The original scheme was run by The (Royal) Society of Arts from 1866 to 1901, during which time 35 were erected. Unfortunately, less than half of these now remain, which has often been due to the demolition of the building.
Then it was blue
Then came the London County Council and they ran the scheme from 1901 to 1965. During this time, various colours and designs were used, however, it wasn’t until 1921 that the ceramic blue plaque was settled upon.
In 1965, the London County Council disbanded and transitioned into Greater London Council, who then became the schemes successor. The GLC ran it from 1965 to 1985 and broadened the project out into Greater London towns.
They presented a total of 262 plaques during this period and extended the scheme to include significant events and not just people.
Dare to find all 900+!
Since 1986 the blue plaque governorship is in the safe hands of English Heritage. They have currently awarded over 360 which brings a total throughout London to be over 900.
In 1998, English Heritage decided to create a pilot programme across other parts of England. During 2000 to 2005, 34 plaques were awarded.
In 2007, after review, it was decided that local councils and organisations would manage their own schemes.
However, it has inspired many similar initiatives in the UK and around the world.
We came across a blue plaque in Ronda, Spain.
Although the scheme is now only run in Greater London, the City of London is an exception and runs its own arrangement.
In 1879, the Royal Society of Arts handed this role over to the Corporation of the City of London, who have their own blue tablet design. Prior to the handover one RSA plaque still remains within the ‘City’, and this is to Dr. Samuel Johnson, which was erected in 1876 and is brown.
As of April 2013, there are around 160 commemorative plaques within the historical ‘square mile’.
My favourite plaque is for Antonio Canal AKA. Canaletto, I didn’t realise that the fantastic Venetian Painter lived in Soho for nine years.
Blue & Round???
As I mentioned the plaques are not always blue and not always round, here are a couple we discovered.
Many other bodies, such as local councils and societies also put up their own commemorative plaques in London, using different criteria to English Heritage.
Here are a few we found.
If you’d like to nominate someone for an official Blue Plaque, here is the strict criteria you need to adhere to;
- At least 20 years must have passed since a candidate’s death.
- At least one building associated with the figure must survive within Greater London (but outside the City of London, which has its own scheme).
- The building must survive in a form that the commemorated person would have recognised, and be visible from a public highway.
- Buildings with many personal associations, such as churches, schools and theatres, are not normally considered for plaques.
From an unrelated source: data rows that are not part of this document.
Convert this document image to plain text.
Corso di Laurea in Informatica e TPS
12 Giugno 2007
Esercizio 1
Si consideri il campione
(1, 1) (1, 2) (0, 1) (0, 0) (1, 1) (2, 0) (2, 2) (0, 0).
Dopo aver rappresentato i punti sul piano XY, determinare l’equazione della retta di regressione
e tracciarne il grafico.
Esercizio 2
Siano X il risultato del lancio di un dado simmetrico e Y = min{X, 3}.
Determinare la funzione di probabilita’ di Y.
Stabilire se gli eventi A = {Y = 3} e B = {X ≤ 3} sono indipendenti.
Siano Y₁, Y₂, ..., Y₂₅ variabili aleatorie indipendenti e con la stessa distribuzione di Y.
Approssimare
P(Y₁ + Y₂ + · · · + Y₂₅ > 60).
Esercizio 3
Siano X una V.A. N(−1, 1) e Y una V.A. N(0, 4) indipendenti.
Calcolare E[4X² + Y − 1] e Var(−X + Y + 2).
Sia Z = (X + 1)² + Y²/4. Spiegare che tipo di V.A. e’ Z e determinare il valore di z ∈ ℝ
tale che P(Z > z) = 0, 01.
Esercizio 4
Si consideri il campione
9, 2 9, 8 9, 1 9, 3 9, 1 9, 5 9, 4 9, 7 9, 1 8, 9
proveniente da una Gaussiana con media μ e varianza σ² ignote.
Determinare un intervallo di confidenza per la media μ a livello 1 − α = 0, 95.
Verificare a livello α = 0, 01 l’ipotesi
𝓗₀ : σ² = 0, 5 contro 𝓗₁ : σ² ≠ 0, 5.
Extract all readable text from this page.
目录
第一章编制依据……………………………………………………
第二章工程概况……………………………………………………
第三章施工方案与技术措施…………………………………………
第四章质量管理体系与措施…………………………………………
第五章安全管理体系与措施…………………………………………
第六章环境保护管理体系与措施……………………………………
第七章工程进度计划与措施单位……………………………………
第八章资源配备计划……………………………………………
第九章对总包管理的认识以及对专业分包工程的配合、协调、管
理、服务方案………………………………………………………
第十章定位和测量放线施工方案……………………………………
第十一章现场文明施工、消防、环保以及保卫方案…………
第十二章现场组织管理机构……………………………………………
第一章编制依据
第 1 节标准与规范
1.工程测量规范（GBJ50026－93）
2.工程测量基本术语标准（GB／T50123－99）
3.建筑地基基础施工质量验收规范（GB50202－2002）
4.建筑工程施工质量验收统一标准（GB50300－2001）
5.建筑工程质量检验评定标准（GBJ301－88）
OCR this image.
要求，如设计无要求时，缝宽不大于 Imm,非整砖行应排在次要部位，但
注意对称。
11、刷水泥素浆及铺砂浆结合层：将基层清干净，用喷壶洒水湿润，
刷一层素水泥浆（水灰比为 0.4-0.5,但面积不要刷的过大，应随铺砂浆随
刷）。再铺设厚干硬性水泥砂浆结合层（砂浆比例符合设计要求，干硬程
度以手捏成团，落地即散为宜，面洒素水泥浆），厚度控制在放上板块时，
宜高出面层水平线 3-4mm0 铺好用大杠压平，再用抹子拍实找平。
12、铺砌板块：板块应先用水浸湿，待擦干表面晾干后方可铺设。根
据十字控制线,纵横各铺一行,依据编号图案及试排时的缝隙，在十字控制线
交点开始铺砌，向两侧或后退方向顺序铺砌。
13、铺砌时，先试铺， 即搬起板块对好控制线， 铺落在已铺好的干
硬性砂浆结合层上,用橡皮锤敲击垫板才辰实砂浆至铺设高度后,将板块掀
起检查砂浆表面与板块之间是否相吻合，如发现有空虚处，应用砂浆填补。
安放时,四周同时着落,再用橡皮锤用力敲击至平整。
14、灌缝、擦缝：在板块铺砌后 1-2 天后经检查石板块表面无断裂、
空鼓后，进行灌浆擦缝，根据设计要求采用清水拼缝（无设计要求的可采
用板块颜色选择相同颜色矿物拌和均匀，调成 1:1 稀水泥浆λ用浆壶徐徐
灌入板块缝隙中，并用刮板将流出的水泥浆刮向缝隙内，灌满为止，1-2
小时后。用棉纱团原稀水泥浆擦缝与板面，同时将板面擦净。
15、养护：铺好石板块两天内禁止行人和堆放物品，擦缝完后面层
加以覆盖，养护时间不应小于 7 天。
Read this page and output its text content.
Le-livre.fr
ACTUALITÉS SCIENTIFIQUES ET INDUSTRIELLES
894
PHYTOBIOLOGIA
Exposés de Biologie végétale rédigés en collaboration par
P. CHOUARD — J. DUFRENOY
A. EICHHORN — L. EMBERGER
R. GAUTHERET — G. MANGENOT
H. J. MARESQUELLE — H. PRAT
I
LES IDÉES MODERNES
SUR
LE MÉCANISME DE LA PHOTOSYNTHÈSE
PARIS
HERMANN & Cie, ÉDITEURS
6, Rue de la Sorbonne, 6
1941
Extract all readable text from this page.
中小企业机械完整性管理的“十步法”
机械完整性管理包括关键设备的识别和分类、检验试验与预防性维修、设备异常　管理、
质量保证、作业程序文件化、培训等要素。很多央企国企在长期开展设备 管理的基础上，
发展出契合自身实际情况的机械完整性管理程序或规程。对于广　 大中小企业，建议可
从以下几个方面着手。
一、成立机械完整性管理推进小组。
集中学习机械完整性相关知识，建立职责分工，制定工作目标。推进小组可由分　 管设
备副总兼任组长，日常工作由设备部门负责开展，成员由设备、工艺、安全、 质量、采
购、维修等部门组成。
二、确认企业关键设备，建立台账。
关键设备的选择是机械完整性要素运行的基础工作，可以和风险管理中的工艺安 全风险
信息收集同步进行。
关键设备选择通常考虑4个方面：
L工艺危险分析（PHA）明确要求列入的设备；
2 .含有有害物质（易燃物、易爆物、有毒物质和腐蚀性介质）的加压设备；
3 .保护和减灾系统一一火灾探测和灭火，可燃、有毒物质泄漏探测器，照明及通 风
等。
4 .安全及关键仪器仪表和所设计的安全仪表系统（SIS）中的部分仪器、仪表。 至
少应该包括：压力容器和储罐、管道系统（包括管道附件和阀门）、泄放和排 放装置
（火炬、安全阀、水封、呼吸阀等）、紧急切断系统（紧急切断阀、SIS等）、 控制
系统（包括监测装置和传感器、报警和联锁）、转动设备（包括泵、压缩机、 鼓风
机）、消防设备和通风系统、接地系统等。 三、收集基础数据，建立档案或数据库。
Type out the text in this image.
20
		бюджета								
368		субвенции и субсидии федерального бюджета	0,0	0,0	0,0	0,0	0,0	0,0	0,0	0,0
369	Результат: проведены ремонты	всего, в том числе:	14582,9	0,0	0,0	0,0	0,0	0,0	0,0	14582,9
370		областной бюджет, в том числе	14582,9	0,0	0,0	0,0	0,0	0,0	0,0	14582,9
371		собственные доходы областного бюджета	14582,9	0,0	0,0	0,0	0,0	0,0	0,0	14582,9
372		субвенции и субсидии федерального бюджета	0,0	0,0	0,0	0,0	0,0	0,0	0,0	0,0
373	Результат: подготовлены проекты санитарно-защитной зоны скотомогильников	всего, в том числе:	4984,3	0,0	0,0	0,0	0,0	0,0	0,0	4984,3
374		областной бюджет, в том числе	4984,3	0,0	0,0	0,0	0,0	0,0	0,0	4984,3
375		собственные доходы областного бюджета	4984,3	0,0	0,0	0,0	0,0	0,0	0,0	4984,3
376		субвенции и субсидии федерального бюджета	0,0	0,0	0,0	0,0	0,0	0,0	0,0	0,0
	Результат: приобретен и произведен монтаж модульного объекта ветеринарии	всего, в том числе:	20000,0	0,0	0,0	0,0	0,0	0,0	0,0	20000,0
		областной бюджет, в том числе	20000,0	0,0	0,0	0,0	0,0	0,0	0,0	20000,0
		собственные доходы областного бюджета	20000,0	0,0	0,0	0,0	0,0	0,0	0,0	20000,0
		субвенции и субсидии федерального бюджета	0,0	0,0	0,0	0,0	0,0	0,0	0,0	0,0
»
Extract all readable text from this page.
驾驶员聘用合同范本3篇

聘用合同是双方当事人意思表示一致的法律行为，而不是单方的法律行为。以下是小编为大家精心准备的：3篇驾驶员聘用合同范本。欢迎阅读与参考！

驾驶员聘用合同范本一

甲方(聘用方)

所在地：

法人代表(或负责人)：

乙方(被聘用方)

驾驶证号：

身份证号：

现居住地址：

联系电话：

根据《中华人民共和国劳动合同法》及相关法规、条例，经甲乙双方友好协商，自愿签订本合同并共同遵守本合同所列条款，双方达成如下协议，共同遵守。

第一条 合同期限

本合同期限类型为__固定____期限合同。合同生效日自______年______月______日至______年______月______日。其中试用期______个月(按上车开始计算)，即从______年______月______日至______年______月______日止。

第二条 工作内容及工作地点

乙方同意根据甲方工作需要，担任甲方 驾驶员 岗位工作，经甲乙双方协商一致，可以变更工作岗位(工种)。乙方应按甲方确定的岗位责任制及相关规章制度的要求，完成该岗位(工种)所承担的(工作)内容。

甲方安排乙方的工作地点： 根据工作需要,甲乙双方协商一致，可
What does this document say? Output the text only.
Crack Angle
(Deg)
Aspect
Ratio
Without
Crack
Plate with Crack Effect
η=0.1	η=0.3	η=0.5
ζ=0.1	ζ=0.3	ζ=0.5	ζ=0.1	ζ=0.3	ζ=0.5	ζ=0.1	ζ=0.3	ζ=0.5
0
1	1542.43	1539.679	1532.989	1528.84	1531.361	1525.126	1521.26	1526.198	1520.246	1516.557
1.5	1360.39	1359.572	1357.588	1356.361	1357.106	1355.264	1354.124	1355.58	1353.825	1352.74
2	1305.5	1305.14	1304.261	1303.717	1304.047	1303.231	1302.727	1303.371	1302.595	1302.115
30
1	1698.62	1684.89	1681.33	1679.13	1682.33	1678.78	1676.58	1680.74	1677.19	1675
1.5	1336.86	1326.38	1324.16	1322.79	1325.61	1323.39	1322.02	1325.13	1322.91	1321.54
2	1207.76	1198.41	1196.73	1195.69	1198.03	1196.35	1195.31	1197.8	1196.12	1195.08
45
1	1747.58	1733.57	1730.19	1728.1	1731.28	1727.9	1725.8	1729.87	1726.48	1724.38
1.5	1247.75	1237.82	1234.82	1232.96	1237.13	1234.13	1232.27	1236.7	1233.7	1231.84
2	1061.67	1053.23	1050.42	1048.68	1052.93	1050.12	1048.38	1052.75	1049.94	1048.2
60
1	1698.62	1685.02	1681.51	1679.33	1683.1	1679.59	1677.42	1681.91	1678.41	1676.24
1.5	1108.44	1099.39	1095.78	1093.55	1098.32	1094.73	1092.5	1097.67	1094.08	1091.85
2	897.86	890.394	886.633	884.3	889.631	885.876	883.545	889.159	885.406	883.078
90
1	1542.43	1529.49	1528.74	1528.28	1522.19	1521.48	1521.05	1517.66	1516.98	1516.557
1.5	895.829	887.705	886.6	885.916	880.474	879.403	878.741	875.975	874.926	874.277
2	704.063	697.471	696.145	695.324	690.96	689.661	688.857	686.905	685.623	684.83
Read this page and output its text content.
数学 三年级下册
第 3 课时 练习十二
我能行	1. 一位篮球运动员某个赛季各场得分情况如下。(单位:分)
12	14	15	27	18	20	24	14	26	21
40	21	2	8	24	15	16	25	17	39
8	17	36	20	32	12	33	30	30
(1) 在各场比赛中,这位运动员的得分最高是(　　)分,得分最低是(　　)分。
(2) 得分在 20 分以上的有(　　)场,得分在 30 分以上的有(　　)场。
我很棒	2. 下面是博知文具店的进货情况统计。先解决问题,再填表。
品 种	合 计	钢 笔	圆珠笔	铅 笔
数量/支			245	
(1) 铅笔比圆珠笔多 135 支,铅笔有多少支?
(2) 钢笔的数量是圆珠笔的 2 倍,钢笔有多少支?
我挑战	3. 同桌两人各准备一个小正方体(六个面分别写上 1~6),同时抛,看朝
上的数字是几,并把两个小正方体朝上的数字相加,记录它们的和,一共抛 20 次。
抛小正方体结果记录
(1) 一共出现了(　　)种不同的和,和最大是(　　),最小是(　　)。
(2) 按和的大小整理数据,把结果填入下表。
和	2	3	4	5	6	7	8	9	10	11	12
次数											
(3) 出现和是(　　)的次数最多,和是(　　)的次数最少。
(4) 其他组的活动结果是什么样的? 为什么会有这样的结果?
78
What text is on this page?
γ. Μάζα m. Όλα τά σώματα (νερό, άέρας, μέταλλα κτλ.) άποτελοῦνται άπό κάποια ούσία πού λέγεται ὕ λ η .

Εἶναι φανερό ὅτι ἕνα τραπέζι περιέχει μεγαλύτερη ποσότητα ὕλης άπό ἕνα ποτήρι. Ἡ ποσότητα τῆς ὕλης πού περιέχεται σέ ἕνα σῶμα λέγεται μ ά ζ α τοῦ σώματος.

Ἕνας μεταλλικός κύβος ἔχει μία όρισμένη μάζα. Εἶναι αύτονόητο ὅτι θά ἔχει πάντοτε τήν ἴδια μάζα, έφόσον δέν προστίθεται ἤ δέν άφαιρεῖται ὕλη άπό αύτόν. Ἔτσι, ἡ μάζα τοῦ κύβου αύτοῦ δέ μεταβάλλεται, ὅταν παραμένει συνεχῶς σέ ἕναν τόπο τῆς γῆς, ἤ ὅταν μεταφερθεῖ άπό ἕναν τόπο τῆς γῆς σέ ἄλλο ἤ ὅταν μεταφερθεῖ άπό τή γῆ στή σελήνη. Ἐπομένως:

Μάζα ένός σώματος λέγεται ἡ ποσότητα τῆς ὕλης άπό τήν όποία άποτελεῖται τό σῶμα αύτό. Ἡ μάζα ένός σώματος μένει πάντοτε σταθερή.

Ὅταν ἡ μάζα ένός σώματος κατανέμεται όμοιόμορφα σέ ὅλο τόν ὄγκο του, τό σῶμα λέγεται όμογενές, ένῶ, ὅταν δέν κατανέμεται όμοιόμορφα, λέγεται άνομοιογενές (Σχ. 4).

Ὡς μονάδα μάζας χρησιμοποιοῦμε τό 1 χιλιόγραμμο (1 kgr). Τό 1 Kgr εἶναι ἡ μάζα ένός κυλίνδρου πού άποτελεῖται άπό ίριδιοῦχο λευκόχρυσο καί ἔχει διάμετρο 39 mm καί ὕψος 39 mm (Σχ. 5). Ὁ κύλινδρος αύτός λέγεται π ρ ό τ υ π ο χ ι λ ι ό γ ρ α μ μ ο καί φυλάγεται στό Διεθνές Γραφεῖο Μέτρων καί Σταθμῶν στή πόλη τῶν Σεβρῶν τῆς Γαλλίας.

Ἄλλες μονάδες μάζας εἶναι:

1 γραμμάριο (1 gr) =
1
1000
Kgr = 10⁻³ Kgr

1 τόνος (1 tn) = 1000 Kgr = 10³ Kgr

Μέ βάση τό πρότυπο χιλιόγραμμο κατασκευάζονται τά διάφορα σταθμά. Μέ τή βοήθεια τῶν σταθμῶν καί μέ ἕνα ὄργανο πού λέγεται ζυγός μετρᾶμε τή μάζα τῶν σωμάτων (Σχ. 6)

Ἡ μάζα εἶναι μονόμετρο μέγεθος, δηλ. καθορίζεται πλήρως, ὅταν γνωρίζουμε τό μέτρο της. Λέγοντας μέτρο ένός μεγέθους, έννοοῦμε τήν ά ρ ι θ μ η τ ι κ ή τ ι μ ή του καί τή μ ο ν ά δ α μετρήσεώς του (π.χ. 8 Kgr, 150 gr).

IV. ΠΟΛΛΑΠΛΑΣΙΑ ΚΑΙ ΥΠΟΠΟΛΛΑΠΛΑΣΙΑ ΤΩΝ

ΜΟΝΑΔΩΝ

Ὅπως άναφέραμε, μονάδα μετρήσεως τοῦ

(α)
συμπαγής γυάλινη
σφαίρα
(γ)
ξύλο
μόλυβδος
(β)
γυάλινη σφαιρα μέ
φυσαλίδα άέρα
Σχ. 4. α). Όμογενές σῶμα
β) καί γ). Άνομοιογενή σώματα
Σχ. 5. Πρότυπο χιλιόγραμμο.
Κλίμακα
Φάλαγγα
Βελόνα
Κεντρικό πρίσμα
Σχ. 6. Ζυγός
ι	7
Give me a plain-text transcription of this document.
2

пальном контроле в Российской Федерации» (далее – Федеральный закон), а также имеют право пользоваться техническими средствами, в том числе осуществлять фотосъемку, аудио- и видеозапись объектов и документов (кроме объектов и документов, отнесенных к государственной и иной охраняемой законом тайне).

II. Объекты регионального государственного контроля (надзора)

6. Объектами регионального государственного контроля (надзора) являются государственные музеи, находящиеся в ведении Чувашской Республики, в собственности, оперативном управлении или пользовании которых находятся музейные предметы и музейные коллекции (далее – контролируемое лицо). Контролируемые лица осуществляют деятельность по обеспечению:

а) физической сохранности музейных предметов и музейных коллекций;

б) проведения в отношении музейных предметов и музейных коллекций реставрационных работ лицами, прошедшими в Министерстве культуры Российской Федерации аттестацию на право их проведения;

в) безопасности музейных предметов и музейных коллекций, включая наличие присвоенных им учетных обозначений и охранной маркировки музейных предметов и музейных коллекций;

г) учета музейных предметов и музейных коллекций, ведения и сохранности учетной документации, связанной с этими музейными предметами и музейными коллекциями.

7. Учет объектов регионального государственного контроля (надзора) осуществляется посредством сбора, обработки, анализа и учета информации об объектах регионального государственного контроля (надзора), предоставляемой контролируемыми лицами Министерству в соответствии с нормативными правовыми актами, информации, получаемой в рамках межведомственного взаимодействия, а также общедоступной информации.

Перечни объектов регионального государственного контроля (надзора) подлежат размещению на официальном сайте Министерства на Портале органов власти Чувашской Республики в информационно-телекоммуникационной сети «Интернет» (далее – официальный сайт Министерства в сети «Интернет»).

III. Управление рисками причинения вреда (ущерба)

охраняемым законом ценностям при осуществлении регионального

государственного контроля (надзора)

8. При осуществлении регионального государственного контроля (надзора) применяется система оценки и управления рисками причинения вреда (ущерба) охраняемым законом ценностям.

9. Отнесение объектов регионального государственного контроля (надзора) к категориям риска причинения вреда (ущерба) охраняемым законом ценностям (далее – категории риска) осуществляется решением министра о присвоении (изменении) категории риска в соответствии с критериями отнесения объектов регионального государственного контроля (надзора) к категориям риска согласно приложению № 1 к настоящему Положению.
- No more than two plaques are allowed on one building.
- Nominations to commemorate buildings that have historical significance for an event, or a group of individuals, will be considered as resources allow.
You can have your own
A quick search of Google revealed you can create your very own Blue Plaque. Oh dear, in the words of Carly Simon – “you’re so vain” 😉
Inspired to seek out the Blue Plaques?
Something to look out for when you’re in London.